Mo 24.02.2025, Hl. Apostel Matthias
Joh 15:9-17 Das Gebot der Liebe
Der Text
Abendmahlssaal, nach der Fußwaschung und der Rede vom in-Ihm-bleiben (Weinstock). Nun das Gebot der Liebe. So wie der Vater Jesus liebt, so liebt Jesus diese Jünger im Saal. Wenn ihr meine Gebote haltet, so bleibt ihr in meiner Liebe. Und Jesu Gebot ist die Liebe untereinander.
Nicht mehr Knechte, sondern Freunde – denn Jesu hat ihnen alles offenbart.
Nüchterne Betrachtung
„Wenn ihr meine Gebote haltet“.
Nicht: Weil ich euch so liebe, werdet ihr meine Gebote halten oder werdet einander lieben. Im Judentum kommt zuerst die Tat. Meine Tat.
Es ist ganz unromantisch, selbst mit der Liebe Gottes. Ohne Tat bleiben wir nicht in der Liebe Jesu. Nur wer den Willen meines Vaters tut, ist mir Mutter, Bruder und Schwester.
So, und es wird noch rauer:
Die erste und unverzichtbare Tat ist die Liebe zum Bruder. Zu dem, der Jesus auch liebt. Dem, den Jesus berufen hat (V16).
Wie sieht es denn bei mir damit aus?
Wer ist mir Freund und wem bin ich Freund? Und Freundschaft ist erst die Vorstufe.
Knecht oder Freund
Bin also ich wirklich Freund Jesu?
Und habe ich Freude, die Deine Freunde sind?
Ich fürchte, ich bin noch gar nicht ganz Knecht – und weiß von kaum jemandem, der Dir in diesem Sinne Freund ist.
In diesen Sinne:
- Dass Du ihm alles offenbart hast.
- Dass er seine Brüder liebt, wie der Vater Dich liebt.
Nehme ich das Bild des Abendmahles als Feuer in der Mitte. Dort ist Freundschaft, die füreinander stirbt – das ist der Maßstab.
Weiter außen sitzen Menschen, die Dir mit Ernst zuhören und als Knechte leben wollen. Die einander Essen machen und vom Herzen ablesen, was gebraucht und ersehnt wird.

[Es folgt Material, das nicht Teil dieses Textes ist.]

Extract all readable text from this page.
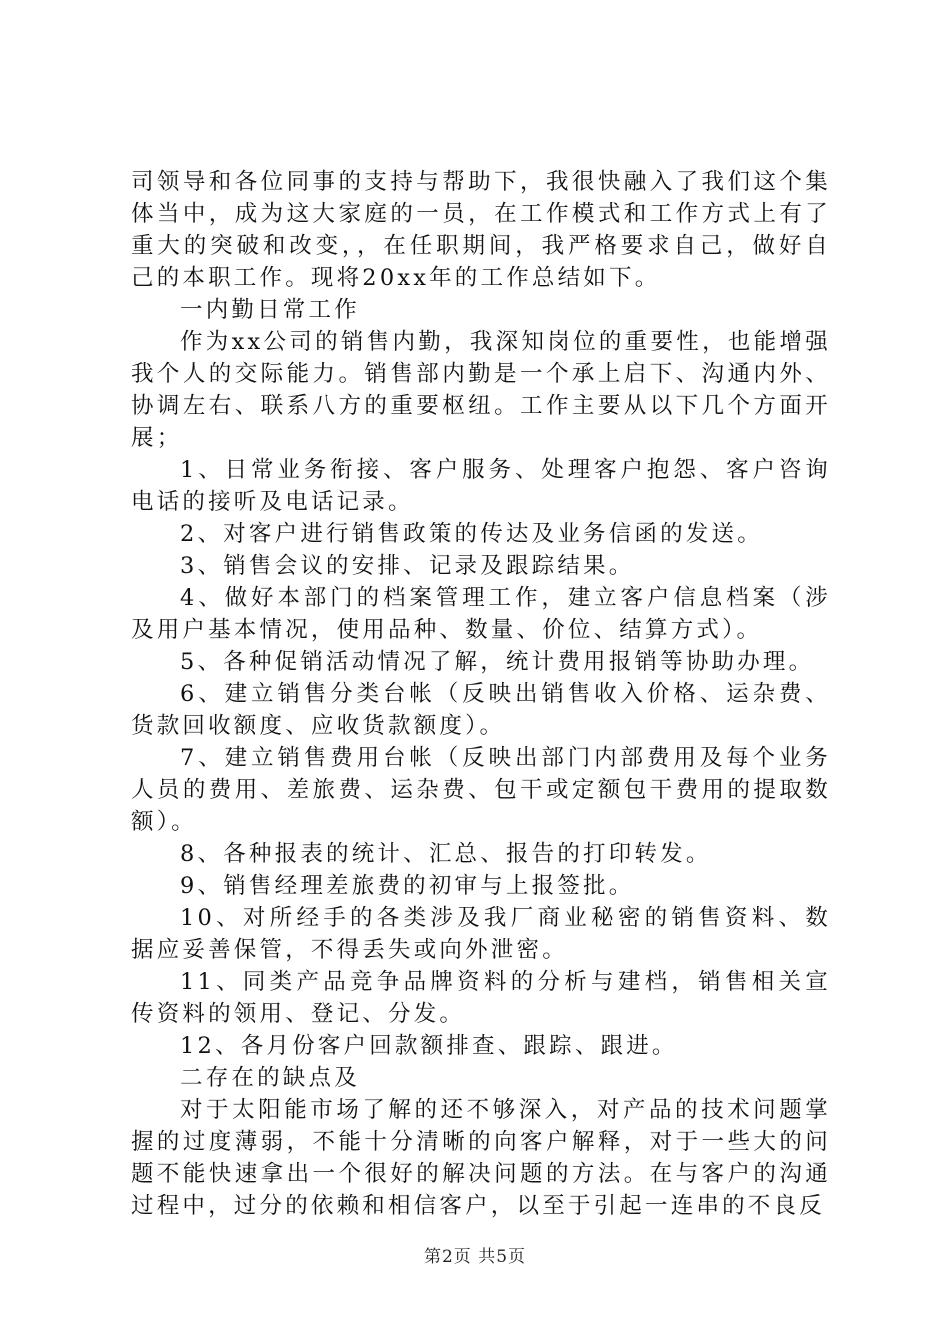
司领导和各位同事的支持与帮助下，我很快融入了我们这个集体当中，成为这大家庭的一员，在工作模式和工作方式上有了重大的突破和改变，，在任职期间，我严格要求自己，做好自己的本职工作。现将20xx年的工作总结如下。

一内勤日常工作

作为xx公司的销售内勤，我深知岗位的重要性，也能增强我个人的交际能力。销售部内勤是一个承上启下、沟通内外、协调左右、联系八方的重要枢纽。工作主要从以下几个方面开展；

1、日常业务衔接、客户服务、处理客户抱怨、客户咨询电话的接听及电话记录。

2、对客户进行销售政策的传达及业务信函的发送。

3、销售会议的安排、记录及跟踪结果。

4、做好本部门的档案管理工作，建立客户信息档案（涉及用户基本情况，使用品种、数量、价位、结算方式）。

5、各种促销活动情况了解，统计费用报销等协助办理。

6、建立销售分类台帐（反映出销售收入价格、运杂费、货款回收额度、应收货款额度）。

7、建立销售费用台帐（反映出部门内部费用及每个业务人员的费用、差旅费、运杂费、包干或定额包干费用的提取数额）。

8、各种报表的统计、汇总、报告的打印转发。

9、销售经理差旅费的初审与上报签批。

10、对所经手的各类涉及我厂商业秘密的销售资料、数据应妥善保管，不得丢失或向外泄密。

11、同类产品竞争品牌资料的分析与建档，销售相关宣传资料的领用、登记、分发。

12、各月份客户回款额排查、跟踪、跟进。

二存在的缺点及

对于太阳能市场了解的还不够深入，对产品的技术问题掌握的过度薄弱，不能十分清晰的向客户解释，对于一些大的问题不能快速拿出一个很好的解决问题的方法。在与客户的沟通过程中，过分的依赖和相信客户，以至于引起一连串的不良反

第2页 共5页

Noch weiter außen sitzen Leute, die „die Sache so ähnlich sehen“. In manchem „gleiche Meinung“ sind. Sie reden vielleicht von einer persönlichen Beziehung zu Dir – aha.
Sind wir wirklich Deine Freunde?
Oder reden wir uns das nur ein – wie so vieles.
Wird ein Dritter sagen: Oh, die sind so Freunde, die lieben einander, sie stehen füreinander ein und haben ganz Anteil aneinander.
Oder sind viele einsame Jünger Jesu – wie ich mich sehe.
Sie können dann kaum Freunde Jesu sein – denn das würde man an der Liebe sehen.
Frucht reift
Die Liebe trägt immer Leid. Denn sie hat immer Mangel.
Der Satte hat keine Liebe. Der Lachende hat keine Liebe.
Habe ich auch wenig Freundschaft in diesem Sinne – so ersehne ich sie doch.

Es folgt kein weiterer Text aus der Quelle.